The main restrictions of our study were the low number of cases and that longer follow-up of the ≤5-years age group could not be carried out. Another limitation of this study was the investigation of interleukin and OPN levels only in serum, excluding BALF. OPN has been shown to increase in positive correlation with IL-5, IL-13, ECP and eosinophil count in previous studies.4,16 However, we did not find such correlation in asthmatic children which might be due to two reasons; firstly serum cytokine levels are variable and easily affected by many factors and secondly this might be due to the limited number of patients within this subgroup. We believe that it would better reflect the inflammatory response if the test was performed in BALF or saliva.

The studies have demonstrated that OPN may be regarded as an inflammatory marker, which increases in Th2-mediated inflammatory reactions. The elevated levels of OPN in children >5-years age in our study, are consistent with these findings. The similar results of OPN levels between the preschool-age asthmatic patients and the control group can be attributed to the transient wheezing episodes in the latter group. There is no available marker to predict if wheezing occurring in early childhood will persist in late childhood. In this context, OPN may be regarded as a predictor of persisting wheezing in preschool-aged wheezing children.

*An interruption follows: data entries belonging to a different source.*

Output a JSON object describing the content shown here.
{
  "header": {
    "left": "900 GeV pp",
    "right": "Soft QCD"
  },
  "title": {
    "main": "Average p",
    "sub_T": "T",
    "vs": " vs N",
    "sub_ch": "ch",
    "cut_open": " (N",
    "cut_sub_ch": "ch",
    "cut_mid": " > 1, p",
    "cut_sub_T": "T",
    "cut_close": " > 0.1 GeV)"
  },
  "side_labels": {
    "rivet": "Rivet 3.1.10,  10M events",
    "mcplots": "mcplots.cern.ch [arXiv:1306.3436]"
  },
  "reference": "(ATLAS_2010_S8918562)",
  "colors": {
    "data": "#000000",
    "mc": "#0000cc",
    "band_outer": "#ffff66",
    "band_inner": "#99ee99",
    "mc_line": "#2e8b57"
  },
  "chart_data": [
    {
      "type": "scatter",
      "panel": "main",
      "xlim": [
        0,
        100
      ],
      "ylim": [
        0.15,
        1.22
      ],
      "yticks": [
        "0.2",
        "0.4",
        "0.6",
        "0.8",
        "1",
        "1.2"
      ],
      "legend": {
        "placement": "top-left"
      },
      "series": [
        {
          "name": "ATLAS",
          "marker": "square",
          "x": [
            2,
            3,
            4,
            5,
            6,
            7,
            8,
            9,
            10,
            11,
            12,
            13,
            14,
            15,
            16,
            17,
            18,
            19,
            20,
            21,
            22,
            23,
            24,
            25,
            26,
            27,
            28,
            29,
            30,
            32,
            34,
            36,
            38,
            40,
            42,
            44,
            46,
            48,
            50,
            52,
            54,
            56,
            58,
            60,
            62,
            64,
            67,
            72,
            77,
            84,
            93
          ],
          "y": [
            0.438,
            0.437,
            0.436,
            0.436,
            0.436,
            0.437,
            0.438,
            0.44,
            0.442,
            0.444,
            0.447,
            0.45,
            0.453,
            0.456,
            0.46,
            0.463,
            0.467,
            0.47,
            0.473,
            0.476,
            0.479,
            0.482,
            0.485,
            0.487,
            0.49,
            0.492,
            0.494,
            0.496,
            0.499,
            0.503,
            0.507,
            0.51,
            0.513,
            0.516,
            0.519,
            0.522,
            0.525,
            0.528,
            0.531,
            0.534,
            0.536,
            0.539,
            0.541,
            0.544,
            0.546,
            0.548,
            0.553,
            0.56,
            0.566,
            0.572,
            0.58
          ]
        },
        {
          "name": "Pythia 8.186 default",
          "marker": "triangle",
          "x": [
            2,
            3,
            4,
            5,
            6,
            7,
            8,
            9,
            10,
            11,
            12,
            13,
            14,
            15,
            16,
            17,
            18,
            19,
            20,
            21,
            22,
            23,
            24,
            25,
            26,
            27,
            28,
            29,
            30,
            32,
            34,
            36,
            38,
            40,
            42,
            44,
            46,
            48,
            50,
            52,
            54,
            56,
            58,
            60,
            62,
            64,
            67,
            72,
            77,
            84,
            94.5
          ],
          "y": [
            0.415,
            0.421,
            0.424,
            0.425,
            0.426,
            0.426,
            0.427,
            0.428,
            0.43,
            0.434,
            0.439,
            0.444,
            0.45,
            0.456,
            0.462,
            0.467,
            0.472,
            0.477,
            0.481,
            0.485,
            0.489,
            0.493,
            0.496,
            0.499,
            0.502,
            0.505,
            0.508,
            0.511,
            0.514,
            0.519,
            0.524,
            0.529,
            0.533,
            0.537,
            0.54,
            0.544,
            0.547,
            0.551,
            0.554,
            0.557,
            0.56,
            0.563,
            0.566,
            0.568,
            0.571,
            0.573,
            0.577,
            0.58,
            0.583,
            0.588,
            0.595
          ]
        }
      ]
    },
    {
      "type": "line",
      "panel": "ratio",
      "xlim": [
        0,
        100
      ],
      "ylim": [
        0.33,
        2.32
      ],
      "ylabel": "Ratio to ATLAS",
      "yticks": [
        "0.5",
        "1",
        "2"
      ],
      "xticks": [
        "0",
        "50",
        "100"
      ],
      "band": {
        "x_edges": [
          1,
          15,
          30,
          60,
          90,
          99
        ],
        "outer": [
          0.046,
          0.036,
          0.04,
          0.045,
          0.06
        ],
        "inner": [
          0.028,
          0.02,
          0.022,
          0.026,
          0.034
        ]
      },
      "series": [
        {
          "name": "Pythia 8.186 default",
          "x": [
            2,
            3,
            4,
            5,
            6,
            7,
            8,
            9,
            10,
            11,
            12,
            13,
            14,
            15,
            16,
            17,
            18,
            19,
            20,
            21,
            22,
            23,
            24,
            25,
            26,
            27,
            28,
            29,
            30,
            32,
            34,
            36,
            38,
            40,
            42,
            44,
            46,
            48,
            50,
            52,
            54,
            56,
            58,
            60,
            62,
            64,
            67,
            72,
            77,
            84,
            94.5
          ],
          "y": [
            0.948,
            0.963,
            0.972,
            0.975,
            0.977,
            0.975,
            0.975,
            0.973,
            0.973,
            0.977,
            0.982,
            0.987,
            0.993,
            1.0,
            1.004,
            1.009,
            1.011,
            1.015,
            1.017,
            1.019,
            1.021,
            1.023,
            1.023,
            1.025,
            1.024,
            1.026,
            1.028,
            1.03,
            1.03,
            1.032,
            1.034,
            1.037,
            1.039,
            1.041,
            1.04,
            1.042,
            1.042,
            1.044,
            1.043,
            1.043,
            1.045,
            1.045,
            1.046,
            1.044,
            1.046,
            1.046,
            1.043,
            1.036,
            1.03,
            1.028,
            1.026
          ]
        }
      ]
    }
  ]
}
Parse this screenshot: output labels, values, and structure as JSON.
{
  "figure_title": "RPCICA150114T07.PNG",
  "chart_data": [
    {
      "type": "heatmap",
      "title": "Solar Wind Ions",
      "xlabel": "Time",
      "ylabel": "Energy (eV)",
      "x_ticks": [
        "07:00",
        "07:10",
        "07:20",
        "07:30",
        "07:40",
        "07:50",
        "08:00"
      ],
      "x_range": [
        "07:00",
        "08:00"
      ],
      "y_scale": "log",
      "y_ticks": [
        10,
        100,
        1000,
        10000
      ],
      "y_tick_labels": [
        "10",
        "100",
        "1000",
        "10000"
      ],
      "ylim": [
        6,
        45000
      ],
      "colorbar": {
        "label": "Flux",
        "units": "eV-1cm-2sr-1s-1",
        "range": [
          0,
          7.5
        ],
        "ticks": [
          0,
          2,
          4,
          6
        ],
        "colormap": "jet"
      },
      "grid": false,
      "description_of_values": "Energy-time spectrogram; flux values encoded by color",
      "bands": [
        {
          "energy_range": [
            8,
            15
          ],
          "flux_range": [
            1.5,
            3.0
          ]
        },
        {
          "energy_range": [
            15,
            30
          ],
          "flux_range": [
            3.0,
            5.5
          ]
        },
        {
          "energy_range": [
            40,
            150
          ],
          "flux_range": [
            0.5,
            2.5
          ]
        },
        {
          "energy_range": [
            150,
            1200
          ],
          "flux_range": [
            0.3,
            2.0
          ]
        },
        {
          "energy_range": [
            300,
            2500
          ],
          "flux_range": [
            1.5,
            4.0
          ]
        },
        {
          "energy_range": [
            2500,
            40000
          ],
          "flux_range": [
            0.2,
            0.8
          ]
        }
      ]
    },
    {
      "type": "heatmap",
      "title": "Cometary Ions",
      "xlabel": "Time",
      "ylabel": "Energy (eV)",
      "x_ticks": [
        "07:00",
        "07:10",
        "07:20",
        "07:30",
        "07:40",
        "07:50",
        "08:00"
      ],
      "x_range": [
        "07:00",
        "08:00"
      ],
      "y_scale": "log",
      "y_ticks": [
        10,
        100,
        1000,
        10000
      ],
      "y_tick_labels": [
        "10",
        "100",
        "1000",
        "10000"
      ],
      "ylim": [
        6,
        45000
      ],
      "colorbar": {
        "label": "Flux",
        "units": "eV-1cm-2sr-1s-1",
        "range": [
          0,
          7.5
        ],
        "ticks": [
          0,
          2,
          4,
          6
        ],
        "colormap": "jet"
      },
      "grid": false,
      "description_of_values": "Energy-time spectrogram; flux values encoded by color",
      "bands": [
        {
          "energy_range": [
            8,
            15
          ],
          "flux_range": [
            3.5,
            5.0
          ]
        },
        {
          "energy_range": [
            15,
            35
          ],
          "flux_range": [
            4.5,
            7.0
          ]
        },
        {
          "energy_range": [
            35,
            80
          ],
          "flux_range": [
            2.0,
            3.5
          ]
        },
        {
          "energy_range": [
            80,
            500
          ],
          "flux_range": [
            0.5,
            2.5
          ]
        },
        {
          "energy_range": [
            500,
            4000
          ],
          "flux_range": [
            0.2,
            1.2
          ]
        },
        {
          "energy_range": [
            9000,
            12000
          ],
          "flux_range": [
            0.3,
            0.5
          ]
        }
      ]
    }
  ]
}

To clarify this, the relationship between OPN and the development of persistent wheezing should be investigated in long-term follow-up studies.

This study reveals that OPN plays a role in Th2-mediated inflammation, however its role in childhood asthma is not yet completely known. This is the first study that demonstrates the role of OPN in childhood asthma. While an increase in OPN levels in preschool-age asthmatic children with heterogeneous wheezing has not been determined, an increase has been observed in school-age asthmatic children similar to that seen in asthmatic adults. We believe that OPN could be used as an important therapeutic target in school-age asthmatic children. Studies carried out on larger groups with long-term follow up are required in order to be able to determine the role of OPN in childhood asthma, to use it as a precursor of persistent wheezing in pre-school age children and to develop OPN guided treatment strategies.

The authors have no conflict of interest to declare.